See https://www.sqlite.org/fts5.html#synonym_support for more details on the different approaches for implementing synonyms in custom tokenizers.

spa5k · 2024-08-09T07:33:14.000000Z

I don't think that will work for me, since I needed something that can handle mistakes in the words, like Du'ha to duha etc, Rahman to rehman, basically whatever looks closest.

jbaiter · 2024-08-09T08:37:09.000000Z

One thing you could do: FTS5 has the `fts5vocab` virtual table [1] that has all the terms. You could provide a user-defined function that computes the levenshtein distance between your query terms and the terms in that table, obtain candidate terms that way and build a big query that searches for all those lexically close terms.

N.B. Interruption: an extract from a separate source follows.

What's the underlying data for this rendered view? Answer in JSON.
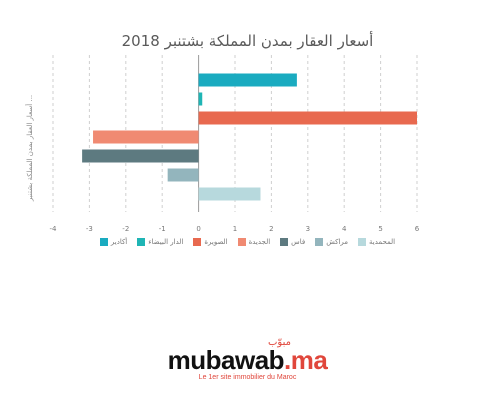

[1] https://www.sqlite.org/fts5.html#the_fts5vocab_virtual_table...

jerrygenser · 2024-08-09T12:07:32.000000Z

I can confirm an approach like this works in practice.

Although instead of levenshtein I use spellfix (maybe it uses that under the covers? not sure). If there is no match from the first search, I use the sqlite spellfix extension [0] to find matches. Then feed those candidates into the terms.

https://www.sqlite.org/spellfix1.html

jbaiter · 2024-08-09T12:39:16.000000Z

Ah, that's great, didn't know about that :-) It seems to use a similar edit-distance algorithm under the hood, and the docs explicitely mention integration with the FTS extension, so this is probably the way to go!